MR. WALKER: Yes, if it is short.
MR. COOMBS: Does not the gentleman by this provision put it in the power of the banks and make it their duty to hoard gold, thereby holding a larger whip over the community than they otherwise would? I submit that this amendment would force the banks to become hoarders of gold, instead of leaving it in the channels of trade and in the hands of the people.
MR. WALKER: Now, the gentleman is making an argument. If he wishes to do that, let him get his own five minutes. It is' in the channels of trade' when it is in bank reserves, as the gentleman well knows.
"Mr. Chairman, I want to say another thing, which I regret to say. I have the very highest respect for banks and bankers. I remember the record of George Peabody, and of Corcoran of this city, and hundreds of other bankers. Noble men! Many men of this class have been the most generous, noble-hearted, public-spirited men outside of their business there ever have been in this world. But I remember also that never in any country, under any circumstances whatever, did the bankers ever improve the banking and currency laws or the financial conditions of their country except at the point of the financial bayonet, held by the Government of the country in which the banks were located, namely, by the force of law devised in parliament. We have got to adopt that policy in this country.

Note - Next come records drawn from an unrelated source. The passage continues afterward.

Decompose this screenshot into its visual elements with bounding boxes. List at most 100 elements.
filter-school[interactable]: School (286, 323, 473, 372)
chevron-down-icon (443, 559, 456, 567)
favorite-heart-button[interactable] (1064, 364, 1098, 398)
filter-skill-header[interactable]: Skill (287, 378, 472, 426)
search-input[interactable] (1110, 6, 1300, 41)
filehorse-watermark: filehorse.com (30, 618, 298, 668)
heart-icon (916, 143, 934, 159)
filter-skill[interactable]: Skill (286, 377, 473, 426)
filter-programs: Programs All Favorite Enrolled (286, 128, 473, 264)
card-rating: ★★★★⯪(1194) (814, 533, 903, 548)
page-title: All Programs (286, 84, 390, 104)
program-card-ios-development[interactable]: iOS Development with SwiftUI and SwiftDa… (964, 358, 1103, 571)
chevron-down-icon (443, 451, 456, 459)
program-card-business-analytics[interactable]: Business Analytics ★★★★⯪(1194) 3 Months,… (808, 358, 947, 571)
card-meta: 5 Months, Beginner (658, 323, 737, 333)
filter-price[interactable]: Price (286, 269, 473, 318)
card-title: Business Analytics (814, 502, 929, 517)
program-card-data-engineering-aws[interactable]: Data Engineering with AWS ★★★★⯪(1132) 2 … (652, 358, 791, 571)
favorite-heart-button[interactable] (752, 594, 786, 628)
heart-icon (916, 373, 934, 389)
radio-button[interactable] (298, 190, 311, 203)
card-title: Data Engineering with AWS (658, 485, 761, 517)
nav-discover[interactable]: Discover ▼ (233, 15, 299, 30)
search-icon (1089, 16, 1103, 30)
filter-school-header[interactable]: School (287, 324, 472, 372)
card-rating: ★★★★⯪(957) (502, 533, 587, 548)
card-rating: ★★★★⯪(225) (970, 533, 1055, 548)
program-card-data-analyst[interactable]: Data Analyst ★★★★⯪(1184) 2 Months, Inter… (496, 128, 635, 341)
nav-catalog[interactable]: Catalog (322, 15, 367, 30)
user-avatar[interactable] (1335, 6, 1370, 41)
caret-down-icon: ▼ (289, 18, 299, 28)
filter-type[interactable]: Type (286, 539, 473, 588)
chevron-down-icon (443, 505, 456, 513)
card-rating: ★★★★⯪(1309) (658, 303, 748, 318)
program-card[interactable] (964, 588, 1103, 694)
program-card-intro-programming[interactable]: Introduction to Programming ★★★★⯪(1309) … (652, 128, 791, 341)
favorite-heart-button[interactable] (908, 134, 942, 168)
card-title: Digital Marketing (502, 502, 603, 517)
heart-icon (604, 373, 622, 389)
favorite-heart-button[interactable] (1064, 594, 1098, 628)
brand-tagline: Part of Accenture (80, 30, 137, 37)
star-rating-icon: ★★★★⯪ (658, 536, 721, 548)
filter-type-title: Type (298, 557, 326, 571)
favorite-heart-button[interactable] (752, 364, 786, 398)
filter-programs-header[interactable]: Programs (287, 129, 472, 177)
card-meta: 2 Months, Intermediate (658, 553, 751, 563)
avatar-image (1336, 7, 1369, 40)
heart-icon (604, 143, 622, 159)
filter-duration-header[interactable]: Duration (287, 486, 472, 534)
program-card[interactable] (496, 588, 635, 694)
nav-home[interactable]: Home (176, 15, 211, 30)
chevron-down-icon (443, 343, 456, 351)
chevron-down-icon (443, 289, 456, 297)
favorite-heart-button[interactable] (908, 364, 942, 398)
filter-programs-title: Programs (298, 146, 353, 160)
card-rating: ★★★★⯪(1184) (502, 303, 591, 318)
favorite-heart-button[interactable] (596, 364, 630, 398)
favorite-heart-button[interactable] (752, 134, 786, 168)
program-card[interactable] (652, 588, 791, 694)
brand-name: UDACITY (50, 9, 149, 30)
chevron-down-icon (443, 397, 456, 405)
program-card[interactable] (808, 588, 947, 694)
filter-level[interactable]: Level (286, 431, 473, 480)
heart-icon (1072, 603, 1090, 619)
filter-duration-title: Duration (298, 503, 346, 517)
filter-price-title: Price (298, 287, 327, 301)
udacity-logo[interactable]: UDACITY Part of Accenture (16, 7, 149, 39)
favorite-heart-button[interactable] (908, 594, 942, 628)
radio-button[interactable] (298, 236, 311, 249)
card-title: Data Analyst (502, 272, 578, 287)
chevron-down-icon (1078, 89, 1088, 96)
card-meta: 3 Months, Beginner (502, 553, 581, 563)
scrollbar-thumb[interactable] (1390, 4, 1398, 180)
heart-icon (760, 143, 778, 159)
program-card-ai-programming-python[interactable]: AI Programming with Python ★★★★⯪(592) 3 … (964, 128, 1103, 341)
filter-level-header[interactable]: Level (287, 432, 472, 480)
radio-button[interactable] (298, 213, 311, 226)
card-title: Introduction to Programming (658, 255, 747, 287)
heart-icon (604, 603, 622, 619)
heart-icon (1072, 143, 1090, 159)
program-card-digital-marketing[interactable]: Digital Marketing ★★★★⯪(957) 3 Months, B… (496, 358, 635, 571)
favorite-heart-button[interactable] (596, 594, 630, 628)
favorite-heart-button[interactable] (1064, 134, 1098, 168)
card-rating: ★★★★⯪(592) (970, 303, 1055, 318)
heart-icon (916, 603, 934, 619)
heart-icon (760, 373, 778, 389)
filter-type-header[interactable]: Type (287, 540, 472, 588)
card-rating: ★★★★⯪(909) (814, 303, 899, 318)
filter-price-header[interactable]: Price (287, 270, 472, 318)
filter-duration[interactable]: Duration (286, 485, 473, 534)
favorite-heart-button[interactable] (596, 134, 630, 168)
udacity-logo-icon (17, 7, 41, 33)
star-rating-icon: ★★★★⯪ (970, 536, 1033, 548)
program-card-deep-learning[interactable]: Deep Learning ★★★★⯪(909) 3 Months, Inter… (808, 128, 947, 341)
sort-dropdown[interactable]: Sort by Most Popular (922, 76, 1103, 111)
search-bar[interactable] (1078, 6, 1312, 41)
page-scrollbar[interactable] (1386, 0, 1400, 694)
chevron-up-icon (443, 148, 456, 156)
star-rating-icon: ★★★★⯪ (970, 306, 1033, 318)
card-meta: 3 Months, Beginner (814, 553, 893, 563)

"Now, I challenge Henry W. Cannon of New York, I challenge Lyman B. Gage of Chicago, I challenge George E. Leighton of St. Louis-three as honorable men as live and as skilled in finance, men who in financial matters stand the peers, if not above, any other three men in this country-to draw a bill that will do what they are saying ought to be done, and lecturing us for not doing. Bankers are condemning members of Congress as clowns and fools because we do not accomplish what they want us to do; yet they themselves could not draw a bill which would do it that would get two votes in five in this House in this generation or the next. I say we ought not to heed here and now the protests of the bankers against their being brought into line with the banks of every first-class nation of the world. " [Applause.]
These extracts, taken from the Congressional Record, exhibit several remarkable facts. They show that the national banks, while demanding that the United States should redeem all its obligations in gold, and issue bonds to maintain a gold reserve for that purpose, were utterly opposed to being compelled to
maintain a gold reserve for the redemption of their notes.
The extreme selfishness of these financial institutions is exposed by Mr. Walker, a stanch friend of the national banking system, wherein he states that the redemption features of the national banking system had cost the people from $20,000,000 to $30,000,000 per annum. He shows that the cost of this system of redemption was thrown on the Government.
On February 7, 1895, Mr. Springer brought up a motion to engross the bill and pass it to a third reading. This was defeated by a vote of 162 nays to 135 yeas. He then moved to reconsider this vote, but, on motion of Mr. Hatch, it was laid upon the table by a vote of 135 yeas to 124 nays.
The defeat of the Springer bill was decisive.
Therefore this measure, which the gold standard fanatics openly boasted would be the "death knell" of silver, fell at the hands of the public executioner.
The grip of this Tory-Republican administration was loosened for all time to come.